3.7.1. Basis vectors

A special type of vector is a basis vector which all other vectors in the space can be represented as a linear combination of the basis vectors (we will cover basis in more detail later). In a Cartesian space the simplest basis vectors are unit vectors that point in the co-ordinate directions.
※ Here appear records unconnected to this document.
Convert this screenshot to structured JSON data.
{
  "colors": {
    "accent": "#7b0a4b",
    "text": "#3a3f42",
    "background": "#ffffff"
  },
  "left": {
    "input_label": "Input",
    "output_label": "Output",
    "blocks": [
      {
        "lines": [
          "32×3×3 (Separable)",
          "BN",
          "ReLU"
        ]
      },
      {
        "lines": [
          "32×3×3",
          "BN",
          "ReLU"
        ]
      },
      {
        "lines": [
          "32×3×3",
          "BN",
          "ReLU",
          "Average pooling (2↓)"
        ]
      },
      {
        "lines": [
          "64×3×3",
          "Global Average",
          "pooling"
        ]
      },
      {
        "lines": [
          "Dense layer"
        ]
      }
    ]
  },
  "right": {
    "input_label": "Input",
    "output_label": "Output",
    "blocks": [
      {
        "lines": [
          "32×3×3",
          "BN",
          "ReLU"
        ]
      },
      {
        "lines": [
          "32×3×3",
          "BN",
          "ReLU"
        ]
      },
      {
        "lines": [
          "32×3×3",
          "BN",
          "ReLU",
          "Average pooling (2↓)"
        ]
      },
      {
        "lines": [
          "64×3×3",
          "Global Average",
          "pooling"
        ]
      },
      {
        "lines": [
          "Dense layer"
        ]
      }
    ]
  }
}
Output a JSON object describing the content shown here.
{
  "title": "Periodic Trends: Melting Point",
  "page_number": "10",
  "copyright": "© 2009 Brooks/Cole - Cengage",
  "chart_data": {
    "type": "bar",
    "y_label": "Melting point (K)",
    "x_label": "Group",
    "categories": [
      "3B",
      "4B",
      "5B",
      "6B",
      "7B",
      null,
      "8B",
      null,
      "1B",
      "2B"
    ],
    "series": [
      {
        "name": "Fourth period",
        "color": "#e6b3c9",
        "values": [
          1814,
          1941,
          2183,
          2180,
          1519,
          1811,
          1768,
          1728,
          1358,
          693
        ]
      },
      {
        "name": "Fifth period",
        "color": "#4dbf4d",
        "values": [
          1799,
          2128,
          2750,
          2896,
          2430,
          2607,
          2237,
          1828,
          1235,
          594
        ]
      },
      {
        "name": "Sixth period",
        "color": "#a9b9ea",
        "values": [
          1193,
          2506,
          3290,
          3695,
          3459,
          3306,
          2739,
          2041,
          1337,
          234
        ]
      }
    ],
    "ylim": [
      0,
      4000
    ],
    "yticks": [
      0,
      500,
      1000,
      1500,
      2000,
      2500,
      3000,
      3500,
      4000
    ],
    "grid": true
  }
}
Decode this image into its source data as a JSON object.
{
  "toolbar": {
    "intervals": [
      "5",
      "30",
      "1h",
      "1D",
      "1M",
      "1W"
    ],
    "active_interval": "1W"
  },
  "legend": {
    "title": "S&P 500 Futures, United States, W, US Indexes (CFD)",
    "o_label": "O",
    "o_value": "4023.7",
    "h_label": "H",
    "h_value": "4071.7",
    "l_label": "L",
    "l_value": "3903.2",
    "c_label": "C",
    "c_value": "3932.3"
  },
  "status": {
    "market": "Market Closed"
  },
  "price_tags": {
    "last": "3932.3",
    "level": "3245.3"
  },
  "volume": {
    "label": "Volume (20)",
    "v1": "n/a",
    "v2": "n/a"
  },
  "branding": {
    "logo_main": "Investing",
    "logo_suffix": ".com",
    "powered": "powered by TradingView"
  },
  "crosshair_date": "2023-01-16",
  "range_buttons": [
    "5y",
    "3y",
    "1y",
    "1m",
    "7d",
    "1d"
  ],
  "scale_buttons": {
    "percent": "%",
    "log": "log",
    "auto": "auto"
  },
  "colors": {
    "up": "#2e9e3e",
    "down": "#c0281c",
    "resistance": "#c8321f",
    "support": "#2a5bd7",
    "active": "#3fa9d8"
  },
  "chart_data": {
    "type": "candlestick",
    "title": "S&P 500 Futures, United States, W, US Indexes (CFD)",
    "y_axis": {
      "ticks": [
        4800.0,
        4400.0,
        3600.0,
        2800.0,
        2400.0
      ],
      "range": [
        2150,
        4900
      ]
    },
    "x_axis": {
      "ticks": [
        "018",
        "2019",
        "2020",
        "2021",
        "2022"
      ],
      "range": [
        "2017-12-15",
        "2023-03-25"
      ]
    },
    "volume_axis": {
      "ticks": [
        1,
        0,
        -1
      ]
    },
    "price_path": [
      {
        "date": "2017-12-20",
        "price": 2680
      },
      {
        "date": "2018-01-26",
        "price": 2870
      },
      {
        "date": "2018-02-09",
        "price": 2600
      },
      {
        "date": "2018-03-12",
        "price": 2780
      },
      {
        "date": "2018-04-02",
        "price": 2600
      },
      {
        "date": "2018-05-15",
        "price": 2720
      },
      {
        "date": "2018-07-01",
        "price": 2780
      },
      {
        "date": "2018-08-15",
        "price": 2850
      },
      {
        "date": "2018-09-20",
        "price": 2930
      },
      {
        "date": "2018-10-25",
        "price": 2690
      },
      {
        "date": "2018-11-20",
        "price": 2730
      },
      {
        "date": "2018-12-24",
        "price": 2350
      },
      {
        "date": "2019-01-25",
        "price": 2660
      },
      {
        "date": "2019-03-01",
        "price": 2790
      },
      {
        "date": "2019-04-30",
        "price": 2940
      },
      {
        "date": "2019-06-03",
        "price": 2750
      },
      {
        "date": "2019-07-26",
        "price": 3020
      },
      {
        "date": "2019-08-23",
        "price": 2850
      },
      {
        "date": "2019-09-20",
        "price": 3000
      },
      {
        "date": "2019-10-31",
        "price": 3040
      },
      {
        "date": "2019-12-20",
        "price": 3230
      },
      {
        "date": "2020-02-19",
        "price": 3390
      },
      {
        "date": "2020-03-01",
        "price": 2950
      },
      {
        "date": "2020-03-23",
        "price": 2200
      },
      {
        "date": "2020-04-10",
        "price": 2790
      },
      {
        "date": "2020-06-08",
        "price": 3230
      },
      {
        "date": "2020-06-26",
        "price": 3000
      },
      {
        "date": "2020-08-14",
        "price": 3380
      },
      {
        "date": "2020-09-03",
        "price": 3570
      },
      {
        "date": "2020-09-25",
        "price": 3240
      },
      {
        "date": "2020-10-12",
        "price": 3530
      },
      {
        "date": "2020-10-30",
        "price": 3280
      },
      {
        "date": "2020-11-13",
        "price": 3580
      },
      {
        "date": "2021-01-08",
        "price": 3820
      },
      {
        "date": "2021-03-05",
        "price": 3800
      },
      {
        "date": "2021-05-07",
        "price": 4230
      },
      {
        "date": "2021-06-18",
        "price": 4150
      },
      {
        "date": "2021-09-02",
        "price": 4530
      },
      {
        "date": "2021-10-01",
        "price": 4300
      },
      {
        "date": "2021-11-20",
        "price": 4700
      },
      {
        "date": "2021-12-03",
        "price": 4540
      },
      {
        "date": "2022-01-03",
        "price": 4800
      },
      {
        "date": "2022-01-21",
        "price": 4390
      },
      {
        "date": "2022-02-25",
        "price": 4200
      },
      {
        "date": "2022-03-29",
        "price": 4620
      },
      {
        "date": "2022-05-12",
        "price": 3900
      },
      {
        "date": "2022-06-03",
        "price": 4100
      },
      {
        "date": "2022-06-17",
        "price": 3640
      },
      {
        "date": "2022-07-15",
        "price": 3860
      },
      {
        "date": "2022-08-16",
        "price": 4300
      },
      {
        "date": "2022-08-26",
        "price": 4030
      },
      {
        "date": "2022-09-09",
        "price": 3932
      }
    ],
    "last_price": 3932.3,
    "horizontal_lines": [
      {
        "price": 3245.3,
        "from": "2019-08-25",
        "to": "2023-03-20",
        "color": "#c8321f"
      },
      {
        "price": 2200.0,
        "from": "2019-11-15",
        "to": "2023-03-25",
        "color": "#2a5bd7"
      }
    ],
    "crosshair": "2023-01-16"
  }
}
In \(\mathbb{R}^3\) we use the basis vectors \(\mathbf{i} = (1, 0, 0)\), \(\mathbf{j} = (0, 1, 0)\) and \(\mathbf{k} = (0, 0, 1)\) (Fig. 3.10).

Fig. 3.10 The three basis vectors in \(\mathbb{R}^3\).

Using basis vectors we can represent any vector, \(\mathbf{a} = (a_1, a_2, a_3)\) say, as a linear combination of \(\mathbf{i}\), \(\mathbf{j}\) and \(\mathbf{k}\), i.e.,

\[\begin{split} \begin{align*}a_1 \mathbf{i} + a_2 \mathbf{j} + a_3 \mathbf{k} = a_1 \begin{pmatrix} 1 \\ 0 \\ 0 \end{pmatrix} + a_2 \begin{pmatrix} 0 \\ 1 \\ 0 \end{pmatrix} + a_3 \begin{pmatrix} 0 \\ 0 \\ 1 \end{pmatrix} = \begin{pmatrix} a_1 \\ a_2 \\ a_3 \end{pmatrix} = \mathbf{a}. \end{align*} \end{split}\]

For example

\[ (2, 5, 3) = 2 \mathbf{i} + 5 \mathbf{j} + 3 \mathbf{k}. \]

---

[1]

\(\alpha\) is the lowercase Greek character alpha and is equivalent to ‘a’ in the Latin alphabet.